Making a claim on a nation's throne has several immediate effects. The claimant nation loses 20 prestige and 20 legitimacy, as the action is generally frowned upon by the world and their own people. The claimant nation also loses 50 relations with all nations they are royally married to, including the target nation. Finally, the claimant nation receives the "Claim on Throne" casus belli, which allows them to force the target nation into a personal union through military action.
There are two ways for the claimant to receive the Personal Union of the target nation. One is when the target nation's monarch dies before producing a legal heir, then the target nation will automatically enter a personal union led by the claimant nation's monarch. The other is pressing the Claim Throne Casus Belli, and force the target nation into a personal union with 84% warscore.
Note that, because declaring war against a nation of which you have a royal marriage with will cost you 1 stability, while being the Papal controller removes the stability penalty for removing a royal marriage, it's best to wait till you have the Papal control as a catholic nation, and cancel the royal marriage prior to the war. Keep in mind that when the target nation manages to produce an heir of a strong claim, you have one month before the Claim Throne CB expire.
As a junior partner of this union, the target nation will be treated as a vassal nation, but with severely limited diplomatic options.
When the monarch dies, the union will either end (if the two nations have negative relations), continue, or the senior partner will inherit the junior. The chance of inheritance is based on the two nations' relations and the senior partner's prestige. The inherited nation is completely annexed, and if its culture is in the same culture group as the inheritor or both parties are part of the Holy Roman Empire, the inheritor will gain cores in all provinces where the inherited nation had cores.
If two or more nations have claimed the throne of the target nation, then they will automatically enter a succession war if the monarch dies before producing a legal heir. <details about succession war>. The winning nation will form a personal union with the target nation.
Claiming the throne of other nations is considered to be the best method of (mostly) peaceful expansion.
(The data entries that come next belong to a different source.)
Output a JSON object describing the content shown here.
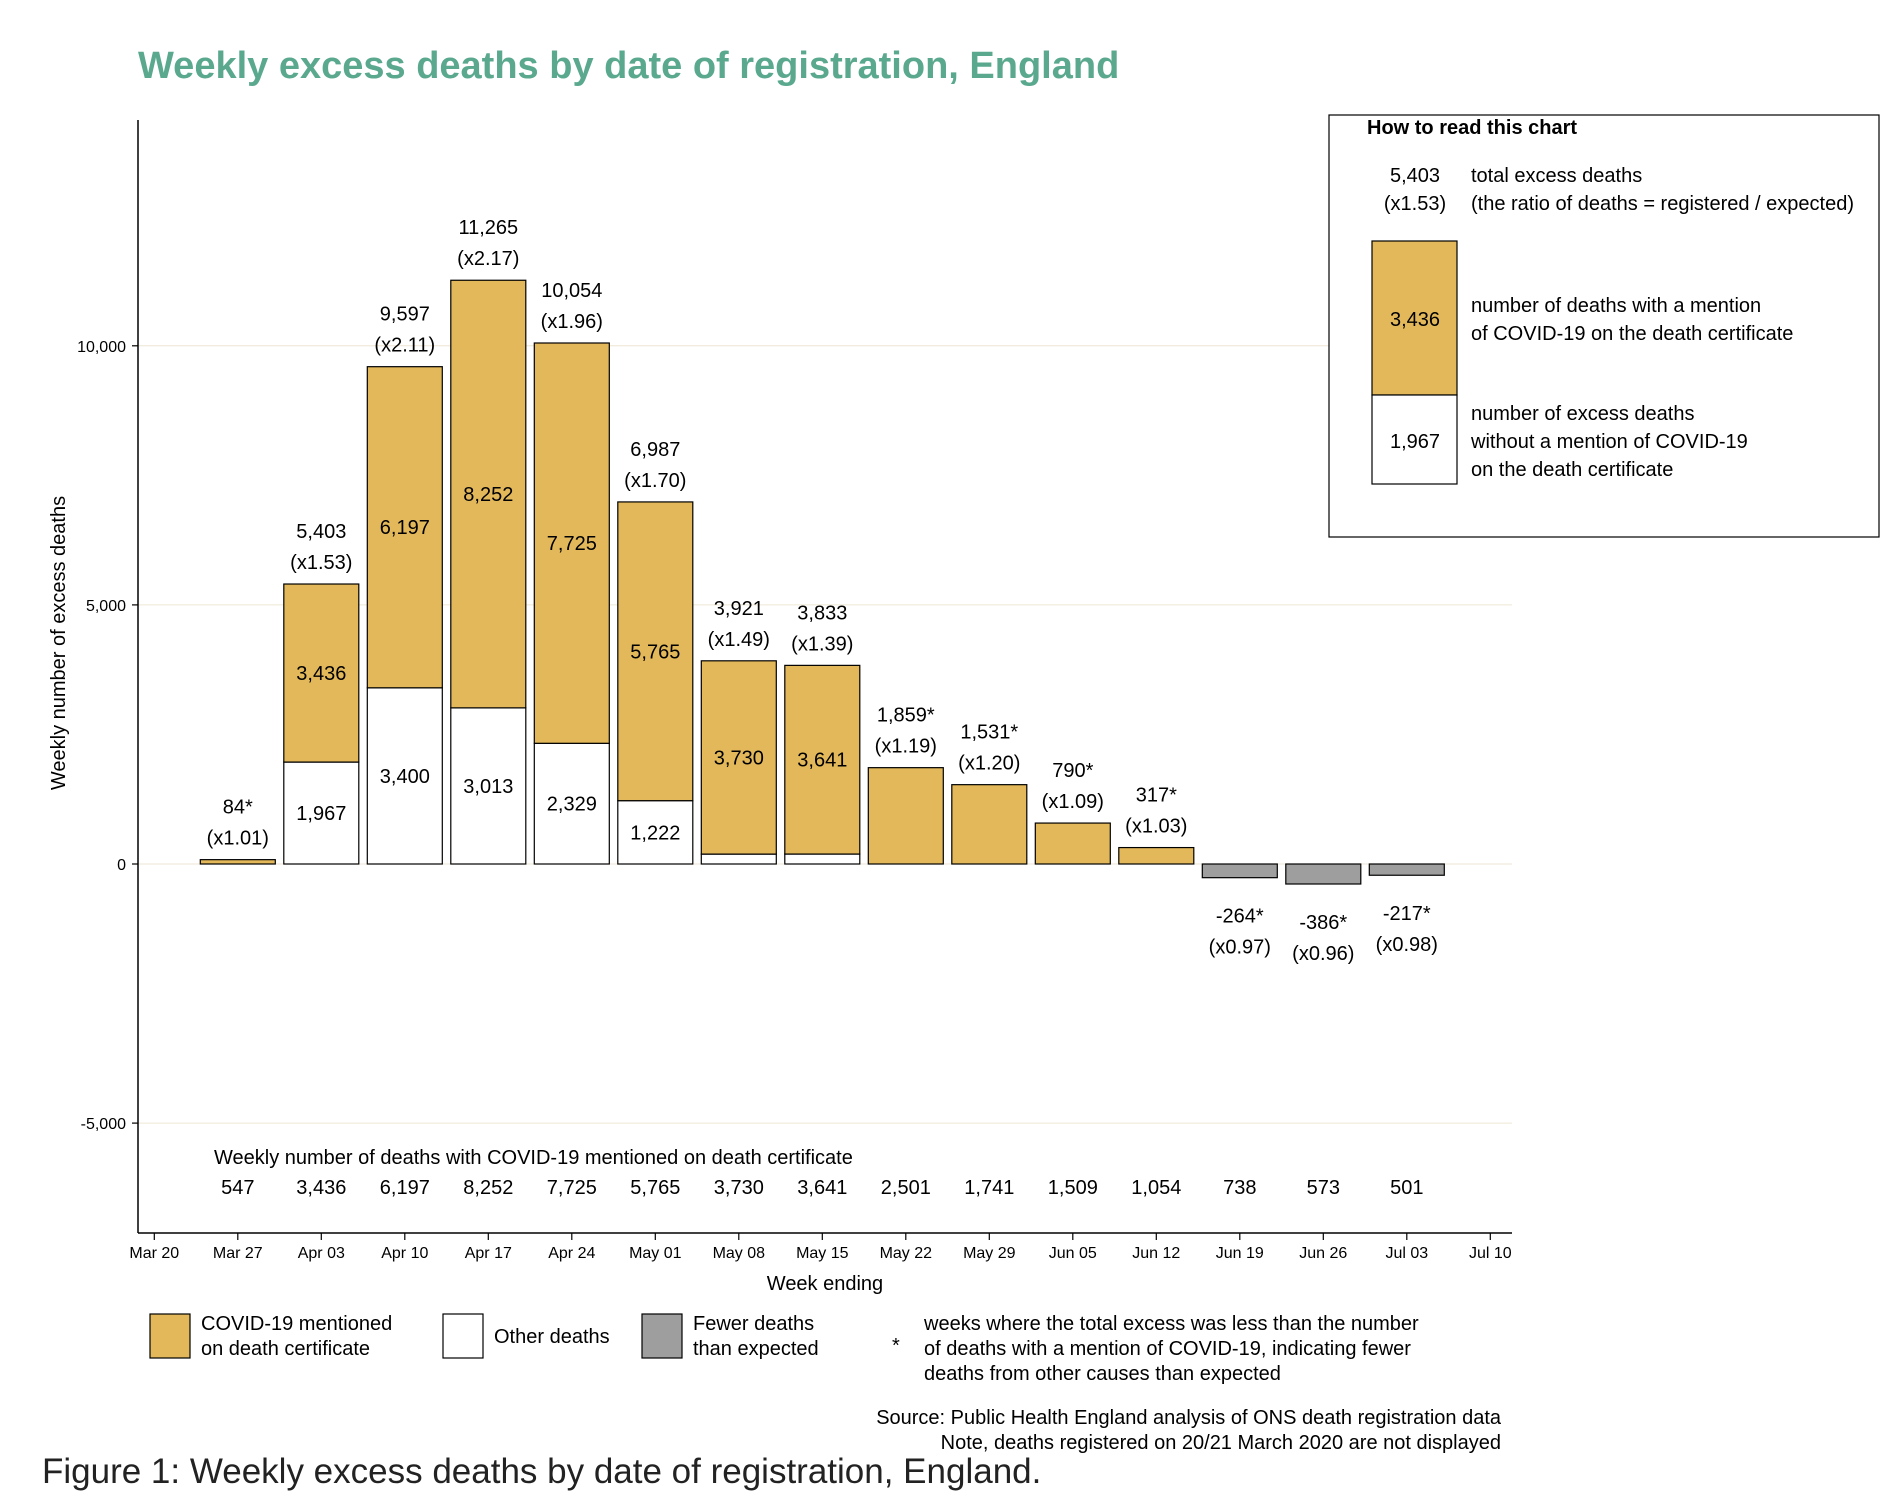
{
  "title": "Weekly excess deaths by date of registration, England",
  "colors": {
    "title": "#5aa98e",
    "covid": "#e2b85a",
    "other": "#ffffff",
    "fewer": "#9e9e9e",
    "grid": "#ede6d4"
  },
  "chart_data": {
    "type": "bar",
    "stacked": true,
    "xlabel": "Week ending",
    "ylabel": "Weekly number of excess deaths",
    "ylim": [
      -7000,
      14500
    ],
    "yticks": [
      {
        "value": 10000,
        "label": "10,000"
      },
      {
        "value": 5000,
        "label": "5,000"
      },
      {
        "value": 0,
        "label": "0"
      },
      {
        "value": -5000,
        "label": "-5,000"
      }
    ],
    "grid": true,
    "x_ticks": [
      "Mar 20",
      "Mar 27",
      "Apr 03",
      "Apr 10",
      "Apr 17",
      "Apr 24",
      "May 01",
      "May 08",
      "May 15",
      "May 22",
      "May 29",
      "Jun 05",
      "Jun 12",
      "Jun 19",
      "Jun 26",
      "Jul 03",
      "Jul 10"
    ],
    "categories": [
      "Mar 27",
      "Apr 03",
      "Apr 10",
      "Apr 17",
      "Apr 24",
      "May 01",
      "May 08",
      "May 15",
      "May 22",
      "May 29",
      "Jun 05",
      "Jun 12",
      "Jun 19",
      "Jun 26",
      "Jul 03"
    ],
    "series": [
      {
        "name": "Other deaths",
        "values": [
          0,
          1967,
          3400,
          3013,
          2329,
          1222,
          191,
          192,
          0,
          0,
          0,
          0,
          0,
          0,
          0
        ]
      },
      {
        "name": "COVID-19 mentioned on death certificate",
        "values": [
          84,
          3436,
          6197,
          8252,
          7725,
          5765,
          3730,
          3641,
          1859,
          1531,
          790,
          317,
          0,
          0,
          0
        ]
      },
      {
        "name": "Fewer deaths than expected",
        "values": [
          0,
          0,
          0,
          0,
          0,
          0,
          0,
          0,
          0,
          0,
          0,
          0,
          -264,
          -386,
          -217
        ]
      }
    ],
    "other_labels": [
      "",
      "1,967",
      "3,400",
      "3,013",
      "2,329",
      "1,222",
      "",
      "",
      "",
      "",
      "",
      "",
      "",
      "",
      ""
    ],
    "covid_labels": [
      "",
      "3,436",
      "6,197",
      "8,252",
      "7,725",
      "5,765",
      "3,730",
      "3,641",
      "",
      "",
      "",
      "",
      "",
      "",
      ""
    ],
    "totals": [
      84,
      5403,
      9597,
      11265,
      10054,
      6987,
      3921,
      3833,
      1859,
      1531,
      790,
      317,
      -264,
      -386,
      -217
    ],
    "total_labels": [
      "84*",
      "5,403",
      "9,597",
      "11,265",
      "10,054",
      "6,987",
      "3,921",
      "3,833",
      "1,859*",
      "1,531*",
      "790*",
      "317*",
      "-264*",
      "-386*",
      "-217*"
    ],
    "ratio_labels": [
      "(x1.01)",
      "(x1.53)",
      "(x2.11)",
      "(x2.17)",
      "(x1.96)",
      "(x1.70)",
      "(x1.49)",
      "(x1.39)",
      "(x1.19)",
      "(x1.20)",
      "(x1.09)",
      "(x1.03)",
      "(x0.97)",
      "(x0.96)",
      "(x0.98)"
    ],
    "covid_mentioned_title": "Weekly number of deaths with COVID-19 mentioned on death certificate",
    "covid_mentioned": [
      "547",
      "3,436",
      "6,197",
      "8,252",
      "7,725",
      "5,765",
      "3,730",
      "3,641",
      "2,501",
      "1,741",
      "1,509",
      "1,054",
      "738",
      "573",
      "501"
    ]
  },
  "how_to_read": {
    "heading": "How to read this chart",
    "total": "5,403",
    "ratio": "(x1.53)",
    "total_desc_1": "total excess deaths",
    "total_desc_2": "(the ratio of deaths = registered / expected)",
    "covid_value": "3,436",
    "covid_desc_1": "number of deaths with a mention",
    "covid_desc_2": "of COVID-19 on the death certificate",
    "other_value": "1,967",
    "other_desc_1": "number of excess deaths",
    "other_desc_2": "without a mention of COVID-19",
    "other_desc_3": "on the death certificate"
  },
  "legend": {
    "covid_1": "COVID-19 mentioned",
    "covid_2": "on death certificate",
    "other": "Other deaths",
    "fewer_1": "Fewer deaths",
    "fewer_2": "than expected",
    "star": "*",
    "star_1": "weeks where the total excess was less than the number",
    "star_2": "of deaths with a mention of COVID-19, indicating fewer",
    "star_3": "deaths from other causes than expected"
  },
  "source_1": "Source: Public Health England analysis of ONS death registration data",
  "source_2": "Note, deaths registered on 20/21 March 2020 are not displayed",
  "figure_caption": "Figure 1: Weekly excess deaths by date of registration, England."
}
It is particularly useful with nations that share the player's culture group. For example, the quickest way for Castille to form the Spanish nation is to force Aragon into a personal union (or vice versa). Since Castille and Aragon are both part of the Iberian culture group, inheriting the junior partner will grant cores in all the provinces necessary to form Spain. The Ottomans have the potential to form a massive intercontinental empire through royal claims, as the Turko-Semitic culture group extends to the Arabian peninsula and most of North Africa.
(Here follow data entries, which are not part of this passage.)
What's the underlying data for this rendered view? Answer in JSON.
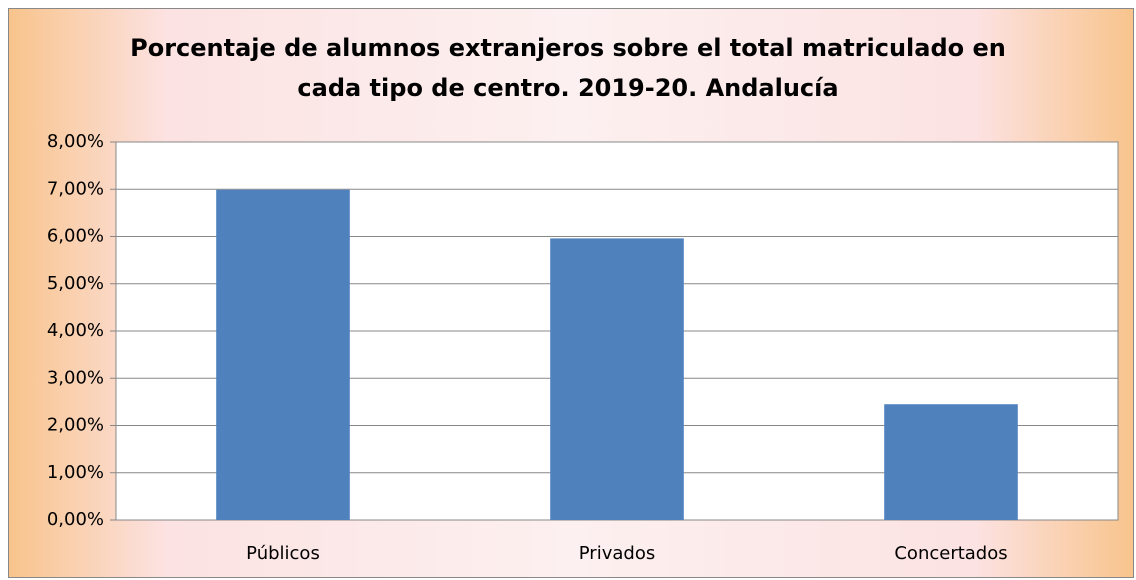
{
  "chart_data": {
    "type": "bar",
    "title": "Porcentaje de alumnos extranjeros sobre el total matriculado en cada tipo de centro. 2019-20. Andalucía",
    "categories": [
      "Públicos",
      "Privados",
      "Concertados"
    ],
    "values": [
      6.99,
      5.96,
      2.45
    ],
    "color": "#4f81bd",
    "ylim": [
      0,
      8
    ],
    "yticks": [
      {
        "value": 0,
        "label": "0,00%"
      },
      {
        "value": 1,
        "label": "1,00%"
      },
      {
        "value": 2,
        "label": "2,00%"
      },
      {
        "value": 3,
        "label": "3,00%"
      },
      {
        "value": 4,
        "label": "4,00%"
      },
      {
        "value": 5,
        "label": "5,00%"
      },
      {
        "value": 6,
        "label": "6,00%"
      },
      {
        "value": 7,
        "label": "7,00%"
      },
      {
        "value": 8,
        "label": "8,00%"
      }
    ],
    "grid": true
  }
}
In order to use claims effectively, it is usually best to focus on one nation at a time, due to the penalties for making a claim. The best opportunity for making a claim is when the player gains a new monarch (as all their old royal marriages will end) and the target nation has a relatively new monarch (as it will likely not yet have a legal heir). Changing the message settings to show whenever another nation gains a new monarch is useful for finding these opportunities, as well as is checking the disputed succession herald.